The effects of Nigeria's closed borders on informal trade with Benin
- 29 October 2019
Trade topics: Intra-African Trade, Regional Integration, ECOWAS, Informal Cross-Border Trade
Nigeria’s recent announcement confirming that it is closing its borders to prevent movement of all goods has been met with harsh criticism from neighbors and regional integration advocates. The Buhari administration has justified the decision as a tactic to curb smuggling of goods of which the country wants to internally increase production, such as rice.
The border closures will have particularly negative consequences for traders, especially informal ones, along the Benin-Nigeria border, as the two economies are closely intertwined. Indeed, this informal trade generates substantial income and employment in Benin, and Benin’s government collects substantial revenues on entrepôt trade—goods imported legally and either legally re-exported to Nigeria, or illegally diverted into Nigeria through smuggling.

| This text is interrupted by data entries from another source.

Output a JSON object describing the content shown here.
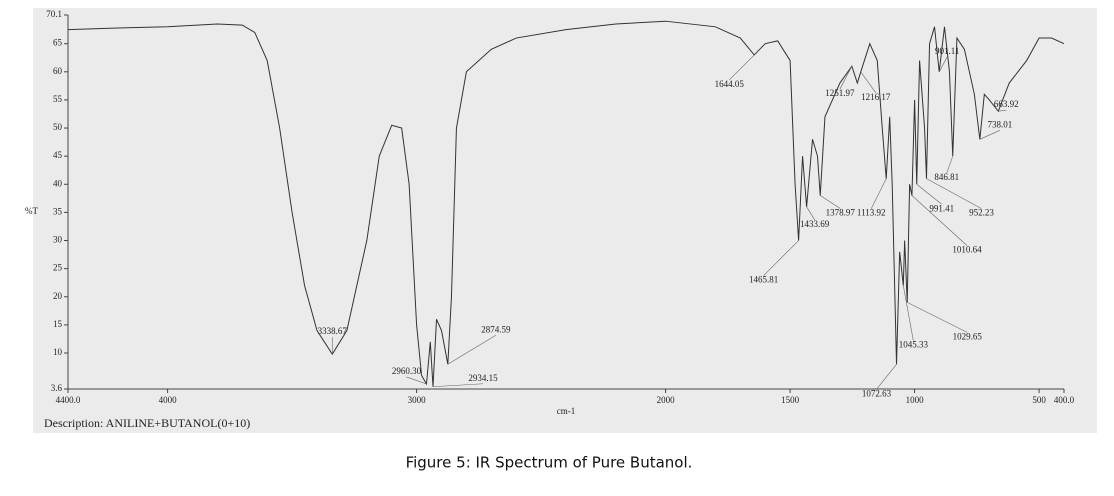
{
  "chart_data": {
    "type": "line",
    "y_label": "%T",
    "x_label": "cm-1",
    "description": "Description: ANILINE+BUTANOL(0+10)",
    "caption": "Figure 5: IR Spectrum of Pure Butanol.",
    "xlim": [
      4400,
      400
    ],
    "ylim": [
      3.6,
      70.1
    ],
    "xticks": [
      {
        "value": 4400,
        "label": "4400.0"
      },
      4000,
      3000,
      2000,
      1500,
      1000,
      500,
      {
        "value": 400,
        "label": "400.0"
      }
    ],
    "yticks": [
      3.6,
      10,
      15,
      20,
      25,
      30,
      35,
      40,
      45,
      50,
      55,
      60,
      65,
      70.1
    ],
    "x": [
      4400,
      4200,
      4000,
      3800,
      3700,
      3650,
      3600,
      3550,
      3500,
      3450,
      3400,
      3338.67,
      3280,
      3200,
      3150,
      3100,
      3060,
      3030,
      3000,
      2980,
      2960.3,
      2945,
      2934.15,
      2920,
      2900,
      2874.59,
      2860,
      2840,
      2800,
      2700,
      2600,
      2400,
      2200,
      2000,
      1800,
      1700,
      1644.05,
      1600,
      1550,
      1500,
      1480,
      1465.81,
      1450,
      1433.69,
      1410,
      1390,
      1378.97,
      1360,
      1300,
      1251.97,
      1230,
      1216.17,
      1180,
      1150,
      1130,
      1113.92,
      1100,
      1090,
      1072.63,
      1060,
      1045.33,
      1040,
      1029.65,
      1020,
      1010.64,
      1000,
      991.41,
      980,
      960,
      952.23,
      940,
      920,
      901.11,
      880,
      860,
      846.81,
      830,
      800,
      760,
      738.01,
      720,
      700,
      663.92,
      620,
      550,
      500,
      450,
      400
    ],
    "series": [
      {
        "color": "#333333",
        "values": [
          67.5,
          67.8,
          68,
          68.5,
          68.3,
          67,
          62,
          50,
          35,
          22,
          14,
          9.8,
          14,
          30,
          45,
          50.5,
          50,
          40,
          15,
          6,
          4.5,
          12,
          4,
          16,
          14,
          8,
          20,
          50,
          60,
          64,
          66,
          67.5,
          68.5,
          69,
          68,
          66,
          63,
          65,
          65.5,
          62,
          40,
          30,
          45,
          36,
          48,
          45,
          38,
          52,
          58,
          61,
          58,
          60,
          65,
          62,
          50,
          41,
          52,
          40,
          8,
          28,
          22,
          30,
          19,
          40,
          38,
          55,
          40,
          62,
          50,
          41,
          65,
          68,
          60,
          68,
          60,
          45,
          66,
          64,
          56,
          48,
          56,
          55,
          53,
          58,
          62,
          66,
          66,
          65
        ]
      }
    ],
    "peaks": [
      {
        "wavenumber": 3338.67,
        "t": 9.8
      },
      {
        "wavenumber": {
          "value": 2960.3,
          "label": "2960.30"
        },
        "t": 4.5
      },
      {
        "wavenumber": 2874.59,
        "t": 8
      },
      {
        "wavenumber": 2934.15,
        "t": 4
      },
      {
        "wavenumber": 1644.05,
        "t": 63
      },
      {
        "wavenumber": 1465.81,
        "t": 30
      },
      {
        "wavenumber": 1433.69,
        "t": 36
      },
      {
        "wavenumber": 1378.97,
        "t": 38
      },
      {
        "wavenumber": 1251.97,
        "t": 61
      },
      {
        "wavenumber": 1216.17,
        "t": 60
      },
      {
        "wavenumber": 1113.92,
        "t": 41
      },
      {
        "wavenumber": 1072.63,
        "t": 8
      },
      {
        "wavenumber": 1045.33,
        "t": 22
      },
      {
        "wavenumber": 1029.65,
        "t": 19
      },
      {
        "wavenumber": 1010.64,
        "t": 38
      },
      {
        "wavenumber": 991.41,
        "t": 40
      },
      {
        "wavenumber": 952.23,
        "t": 41
      },
      {
        "wavenumber": 901.11,
        "t": 60
      },
      {
        "wavenumber": 846.81,
        "t": 45
      },
      {
        "wavenumber": 738.01,
        "t": 48
      },
      {
        "wavenumber": 663.92,
        "t": 53
      }
    ]
  }
}
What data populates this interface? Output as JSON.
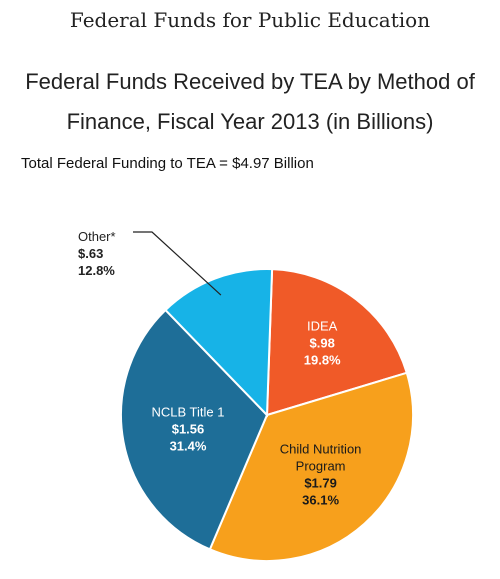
{
  "page": {
    "heading": "Federal Funds for Public Education"
  },
  "chart_data": {
    "type": "pie",
    "title": "Federal Funds Received by TEA by Method of Finance, Fiscal Year 2013 (in Billions)",
    "title_lines": [
      "Federal Funds Received by TEA by Method of",
      "Finance, Fiscal Year 2013 (in Billions)"
    ],
    "subtitle": "Total Federal Funding to TEA = $4.97 Billion",
    "slices": [
      {
        "name": "IDEA",
        "value": 0.98,
        "value_label": "$.98",
        "percent": 19.8,
        "percent_label": "19.8%",
        "color": "#f05a28"
      },
      {
        "name": "Child Nutrition Program",
        "name_lines": [
          "Child Nutrition",
          "Program"
        ],
        "value": 1.79,
        "value_label": "$1.79",
        "percent": 36.1,
        "percent_label": "36.1%",
        "color": "#f7a01c"
      },
      {
        "name": "NCLB Title 1",
        "value": 1.56,
        "value_label": "$1.56",
        "percent": 31.4,
        "percent_label": "31.4%",
        "color": "#1e6e98"
      },
      {
        "name": "Other*",
        "value": 0.63,
        "value_label": "$.63",
        "percent": 12.8,
        "percent_label": "12.8%",
        "color": "#17b3e7"
      }
    ],
    "legend": "none",
    "start_angle_deg": 2,
    "direction": "clockwise"
  }
}
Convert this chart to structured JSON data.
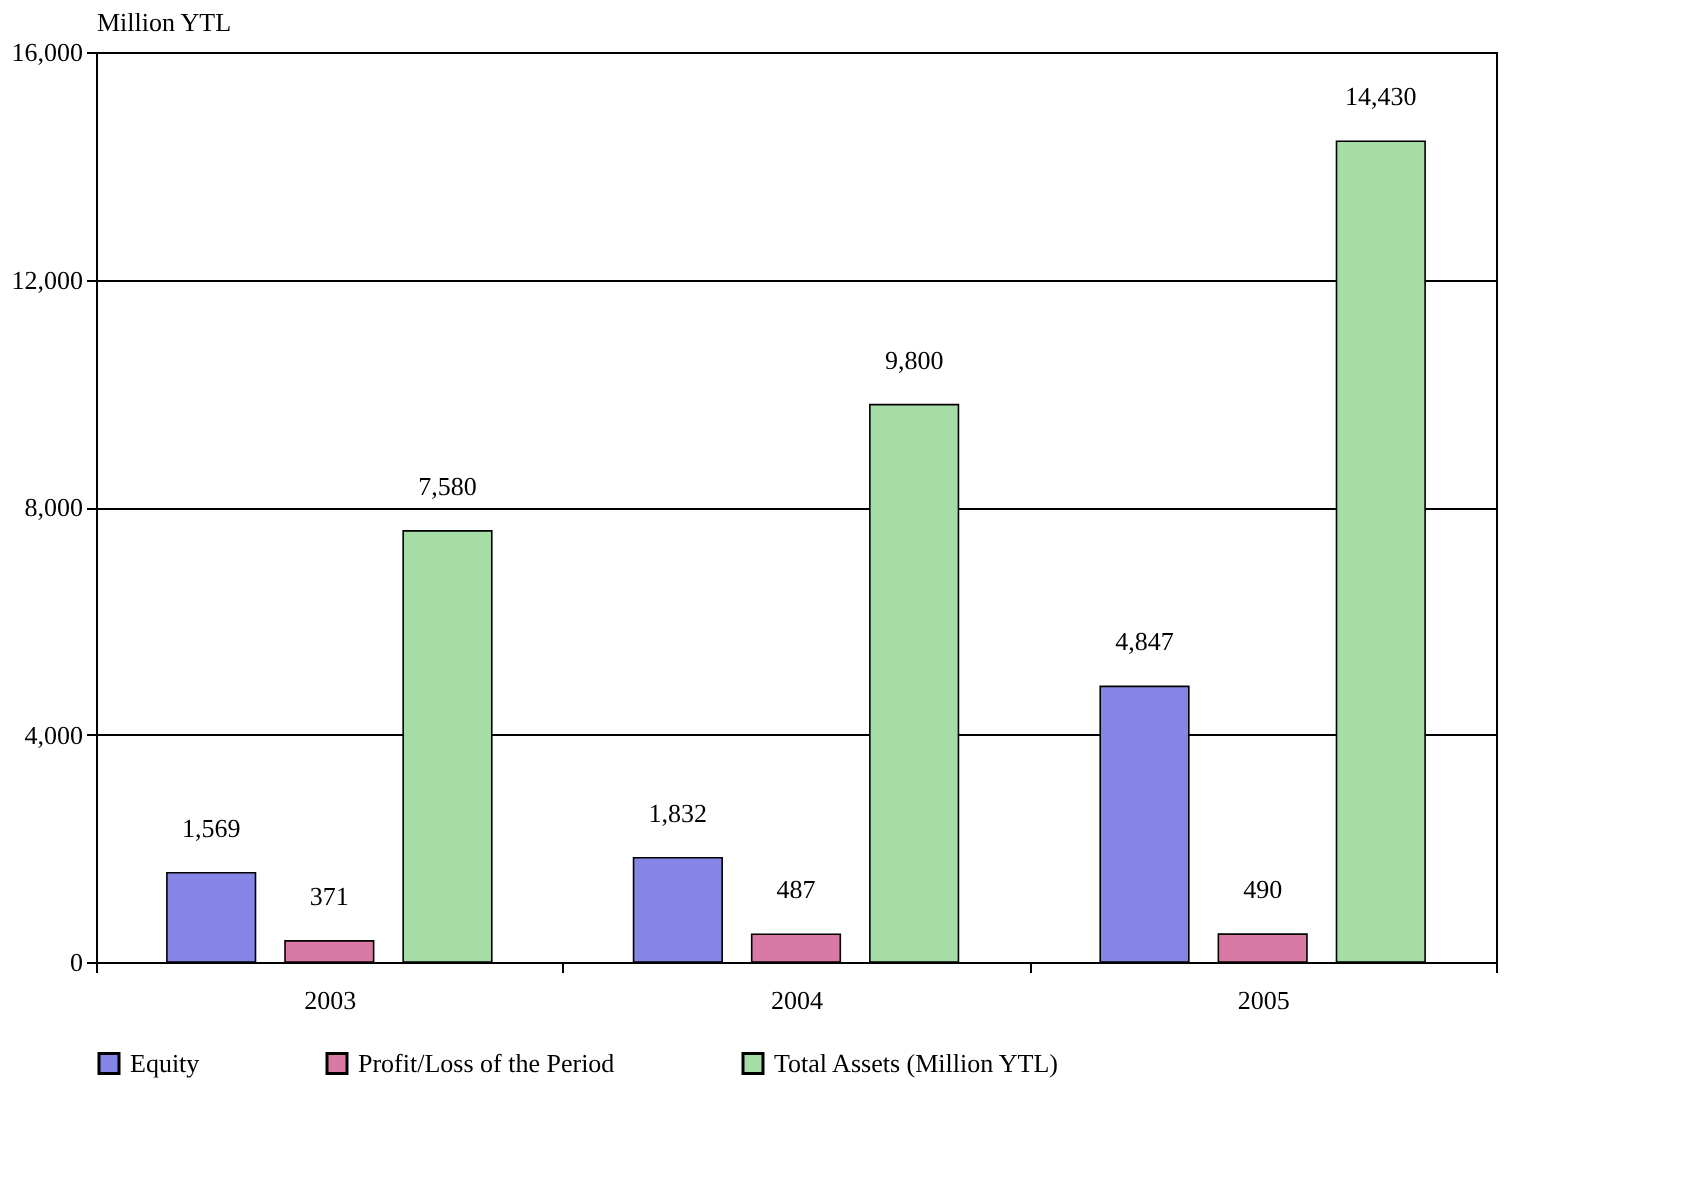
{
  "chart_data": {
    "type": "bar",
    "ylabel": "Million YTL",
    "categories": [
      "2003",
      "2004",
      "2005"
    ],
    "series": [
      {
        "name": "Equity",
        "color": "#8585e6",
        "values": [
          1569,
          1832,
          4847
        ],
        "value_labels": [
          "1,569",
          "1,832",
          "4,847"
        ]
      },
      {
        "name": "Profit/Loss of the Period",
        "color": "#d97aa6",
        "values": [
          371,
          487,
          490
        ],
        "value_labels": [
          "371",
          "487",
          "490"
        ]
      },
      {
        "name": "Total Assets (Million YTL)",
        "color": "#a6dca6",
        "values": [
          7580,
          9800,
          14430
        ],
        "value_labels": [
          "7,580",
          "9,800",
          "14,430"
        ]
      }
    ],
    "ylim": [
      0,
      16000
    ],
    "yticks": [
      {
        "value": 0,
        "label": "0"
      },
      {
        "value": 4000,
        "label": "4,000"
      },
      {
        "value": 8000,
        "label": "8,000"
      },
      {
        "value": 12000,
        "label": "12,000"
      },
      {
        "value": 16000,
        "label": "16,000"
      }
    ],
    "grid": "y",
    "legend": "bottom"
  }
}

The informal sector throughout West Africa, and particularly in Benin, represents approximately 50 percent of GDP (70 percent in Benin, in fact) and 90 percent of employment. Unsurprisingly, informal cross-border trade (ICBT) is pervasive and has a long history given the region’s artificial and often porous borders, a long history of regional trade, weak border enforcement, corruption, and, perhaps most importantly, lack of coordination of economic policies among neighboring countries. Notably, ICBT takes several forms, not all of which are illegal: For example, trade in traditional agricultural products and livestock in bordering countries may involve little or no intent to deceive the authorities, as peasants and herders ignore artificial and un-policed borders.
The economic relationship between the two countries, both members of the Economic Community of West African States (ECOWAS), is already asymmetric, with Nigeria exerting much more influence on Benin than vice versa. Given Nigeria’s larger population, economy, and natural resource wealth, Benin has adopted a strategy centered on being “entrepôt state,” i.e., serving as a trading hub, importing goods and re-exporting them legally but most often illegally to Nigeria, thus profiting from distortions in Nigeria’s economy. Benin’s dependence on Nigeria is not apparent from official trade statistics, as Benin’s reported trade with Nigeria accounted for only about 6 percent of Benin’s exports and 2 percent of Benin’s imports in 2015-17.These official statistics are very misleading, however, as they do not reflect the vast informal trade along the border.